27. The functionality analysis apparatus of given 3D models according to claim 15, wherein the patch feature computation module for binary feature further comprising:

a point-level feature computation module configured to connect a line segment from a sampled point on one patch to any sampled point on the other patch for each pair of functional patches of any central object in a scene, and compute the length of this segment and the angle of the segment with the upright vector; and

a histogram construction module configured to build a histogram capturing the distribution of the segment lengths and angles computed from all the pairs of sampled points and get the final binary feature.
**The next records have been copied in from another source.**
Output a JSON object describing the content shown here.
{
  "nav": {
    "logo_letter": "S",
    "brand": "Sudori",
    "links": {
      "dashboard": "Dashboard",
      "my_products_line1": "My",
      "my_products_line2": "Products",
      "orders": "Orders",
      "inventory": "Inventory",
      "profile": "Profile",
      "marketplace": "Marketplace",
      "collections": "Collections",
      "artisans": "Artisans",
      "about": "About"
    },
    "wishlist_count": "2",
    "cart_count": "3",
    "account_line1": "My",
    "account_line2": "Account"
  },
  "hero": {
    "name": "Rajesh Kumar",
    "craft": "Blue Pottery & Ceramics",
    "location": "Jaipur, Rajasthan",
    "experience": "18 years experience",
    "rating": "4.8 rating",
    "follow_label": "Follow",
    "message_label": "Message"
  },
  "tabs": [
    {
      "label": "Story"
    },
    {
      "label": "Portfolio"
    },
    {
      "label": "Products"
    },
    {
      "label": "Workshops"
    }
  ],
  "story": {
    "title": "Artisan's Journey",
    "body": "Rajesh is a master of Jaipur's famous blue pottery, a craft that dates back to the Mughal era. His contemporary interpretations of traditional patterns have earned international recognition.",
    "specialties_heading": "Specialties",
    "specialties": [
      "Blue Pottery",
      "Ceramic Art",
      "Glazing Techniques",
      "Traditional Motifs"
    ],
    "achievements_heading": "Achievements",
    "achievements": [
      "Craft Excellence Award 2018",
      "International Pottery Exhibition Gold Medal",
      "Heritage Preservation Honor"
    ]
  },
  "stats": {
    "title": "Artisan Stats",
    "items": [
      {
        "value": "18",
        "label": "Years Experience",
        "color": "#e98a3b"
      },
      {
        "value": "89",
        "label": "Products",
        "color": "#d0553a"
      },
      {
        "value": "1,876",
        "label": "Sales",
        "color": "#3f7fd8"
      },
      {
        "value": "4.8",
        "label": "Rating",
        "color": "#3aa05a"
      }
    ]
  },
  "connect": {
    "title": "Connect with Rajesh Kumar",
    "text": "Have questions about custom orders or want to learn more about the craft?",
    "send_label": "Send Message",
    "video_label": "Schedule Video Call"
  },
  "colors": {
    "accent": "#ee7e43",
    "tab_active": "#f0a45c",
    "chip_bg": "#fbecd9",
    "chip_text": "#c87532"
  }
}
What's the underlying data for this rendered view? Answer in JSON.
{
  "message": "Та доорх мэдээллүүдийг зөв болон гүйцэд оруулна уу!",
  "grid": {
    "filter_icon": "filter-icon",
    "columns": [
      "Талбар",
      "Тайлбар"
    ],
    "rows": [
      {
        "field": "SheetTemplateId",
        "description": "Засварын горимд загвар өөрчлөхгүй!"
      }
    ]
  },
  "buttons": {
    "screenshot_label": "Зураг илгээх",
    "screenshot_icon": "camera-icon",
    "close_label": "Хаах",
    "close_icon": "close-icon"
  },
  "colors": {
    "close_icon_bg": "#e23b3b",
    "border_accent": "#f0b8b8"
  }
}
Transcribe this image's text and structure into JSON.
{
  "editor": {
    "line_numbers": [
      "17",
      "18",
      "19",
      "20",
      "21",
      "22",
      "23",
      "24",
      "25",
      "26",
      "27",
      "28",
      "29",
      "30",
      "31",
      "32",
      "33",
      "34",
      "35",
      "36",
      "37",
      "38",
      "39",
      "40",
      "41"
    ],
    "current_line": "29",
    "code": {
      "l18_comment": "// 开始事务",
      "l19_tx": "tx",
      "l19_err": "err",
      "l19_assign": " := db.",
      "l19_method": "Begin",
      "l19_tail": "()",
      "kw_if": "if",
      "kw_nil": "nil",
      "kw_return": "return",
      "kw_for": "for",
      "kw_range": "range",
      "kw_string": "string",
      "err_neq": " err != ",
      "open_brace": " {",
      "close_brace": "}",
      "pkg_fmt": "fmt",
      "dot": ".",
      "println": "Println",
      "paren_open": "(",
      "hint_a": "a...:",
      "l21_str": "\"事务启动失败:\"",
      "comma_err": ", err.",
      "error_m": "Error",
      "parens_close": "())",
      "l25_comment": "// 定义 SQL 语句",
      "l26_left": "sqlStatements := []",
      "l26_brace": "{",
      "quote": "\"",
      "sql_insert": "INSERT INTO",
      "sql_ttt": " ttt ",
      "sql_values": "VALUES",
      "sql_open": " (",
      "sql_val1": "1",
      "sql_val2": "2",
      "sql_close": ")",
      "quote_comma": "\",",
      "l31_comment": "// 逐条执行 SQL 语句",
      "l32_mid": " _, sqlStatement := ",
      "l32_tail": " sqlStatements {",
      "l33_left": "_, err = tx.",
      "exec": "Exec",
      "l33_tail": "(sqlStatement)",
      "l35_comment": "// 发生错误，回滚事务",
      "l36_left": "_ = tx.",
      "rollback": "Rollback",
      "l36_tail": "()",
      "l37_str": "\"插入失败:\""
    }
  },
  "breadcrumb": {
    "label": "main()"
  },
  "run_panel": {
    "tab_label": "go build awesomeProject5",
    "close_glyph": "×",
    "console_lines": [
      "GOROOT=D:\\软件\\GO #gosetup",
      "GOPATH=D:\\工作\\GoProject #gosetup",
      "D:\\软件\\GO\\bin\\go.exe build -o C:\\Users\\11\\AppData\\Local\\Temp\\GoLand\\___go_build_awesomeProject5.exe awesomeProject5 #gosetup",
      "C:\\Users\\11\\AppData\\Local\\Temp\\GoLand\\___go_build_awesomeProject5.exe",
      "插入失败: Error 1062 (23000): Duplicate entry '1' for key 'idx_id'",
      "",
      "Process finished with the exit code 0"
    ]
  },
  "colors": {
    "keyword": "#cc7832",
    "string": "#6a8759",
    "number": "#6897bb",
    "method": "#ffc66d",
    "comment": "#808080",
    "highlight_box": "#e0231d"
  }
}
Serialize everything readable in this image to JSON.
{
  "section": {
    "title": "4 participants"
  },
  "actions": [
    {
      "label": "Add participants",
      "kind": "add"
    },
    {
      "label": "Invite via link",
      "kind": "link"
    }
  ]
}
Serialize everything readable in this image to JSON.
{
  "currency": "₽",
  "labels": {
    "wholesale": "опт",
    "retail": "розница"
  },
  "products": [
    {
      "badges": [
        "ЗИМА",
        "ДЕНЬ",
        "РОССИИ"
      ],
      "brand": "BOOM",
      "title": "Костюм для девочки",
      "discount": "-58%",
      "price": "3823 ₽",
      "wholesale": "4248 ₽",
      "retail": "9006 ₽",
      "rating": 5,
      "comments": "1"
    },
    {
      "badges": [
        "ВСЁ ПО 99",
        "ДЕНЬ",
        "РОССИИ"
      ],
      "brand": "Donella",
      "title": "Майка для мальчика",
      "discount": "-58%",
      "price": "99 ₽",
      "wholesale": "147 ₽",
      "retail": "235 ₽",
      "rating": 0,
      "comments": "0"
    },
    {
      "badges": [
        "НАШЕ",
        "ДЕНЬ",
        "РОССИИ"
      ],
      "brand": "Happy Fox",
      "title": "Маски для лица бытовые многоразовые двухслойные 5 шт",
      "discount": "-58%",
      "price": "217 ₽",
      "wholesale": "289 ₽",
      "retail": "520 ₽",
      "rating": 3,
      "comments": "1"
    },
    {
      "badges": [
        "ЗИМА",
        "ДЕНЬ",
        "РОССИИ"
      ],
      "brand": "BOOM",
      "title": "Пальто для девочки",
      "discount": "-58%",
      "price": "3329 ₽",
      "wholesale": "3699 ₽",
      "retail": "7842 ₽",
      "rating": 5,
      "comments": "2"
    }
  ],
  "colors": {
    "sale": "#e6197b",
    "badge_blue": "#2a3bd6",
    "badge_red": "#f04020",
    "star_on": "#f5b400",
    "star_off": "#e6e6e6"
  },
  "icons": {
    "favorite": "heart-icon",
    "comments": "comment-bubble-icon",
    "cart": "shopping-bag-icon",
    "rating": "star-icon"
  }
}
28. The functionality analysis apparatus of given 3D models according to claim 15, wherein the functionality model establish unit further comprising:

an initial functionality model generation module configured to set the initial feature combination weights as uniform weights and get the initial functionality model;

an initial functional patch localization module which uses the learned regression model to predict the functional patches on each central object and gets the initial set of functional patches;

a unary feature computation module configured to compute the initial unary feature distance between each initial functional patch and the proto-patch of the initial functionality model, resulting in a set of minimal unary feature distances;

a binary feature computation module configured to compute the initial binary feature distance between each pair of initial functional patches and the proto-patches of the initial functionality model, which results in a set of minimal binary feature distances;

a functionality score computation module configured to combine those initial sets of minimal unary and binary feature distances using the initial set of feature combination weights to get the initial functionality score for each central object;

a functional patch optimization module configured to represent the functionality score as a function of the weights on the points sampled on the functional patches and refine points weights and thus functional patches by optimizing the functionality score;

a functionality score optimization module configured to repeat S3 to S6 to refine the functional patches till converge to get the optimal functionality scores under the initial feature combination weights;

a functionality model optimization module, which uses metric learning to optimize the feature combination weights, to update the initial functionality model; and

a functionality model finalization module configured to repeat S2 to S8 to refine the feature combination weights till converge to get the optimal functionality model.

29. A device, comprising:

a processor; and

a memory for computer readable instructions, which when being executed, enable the processor to perform the operations of:

computing interaction context for the central object given in each scene, where the interaction context is a hierarchical structure which encodes the interaction bisector surface and interaction region between the central object and any interacting object, and the central object needs to be put in a scene to compute the corresponding interaction context;

building the correspondence among those scenes based on the computed interaction context;

extracting the functional patches on each central object in each scene based on the built correspondence, and forming a set of proto-patches which is a key component of the functionality model;

sampling a set of points on each consisting functional patch for each proto-patch and computing a set of geometric features;

learning a regression model from the geometric features on sample points to their weights for each proto-patch;

computing the unary and binary features of each functional patch, where the unary features encode the geometric feature of each single functional patch while the binary feature encode the structural relation between any two functional patches; and

refining the feature combination weights to get the final functionality model, where the feature combination weights are used to combine those unary and binary features.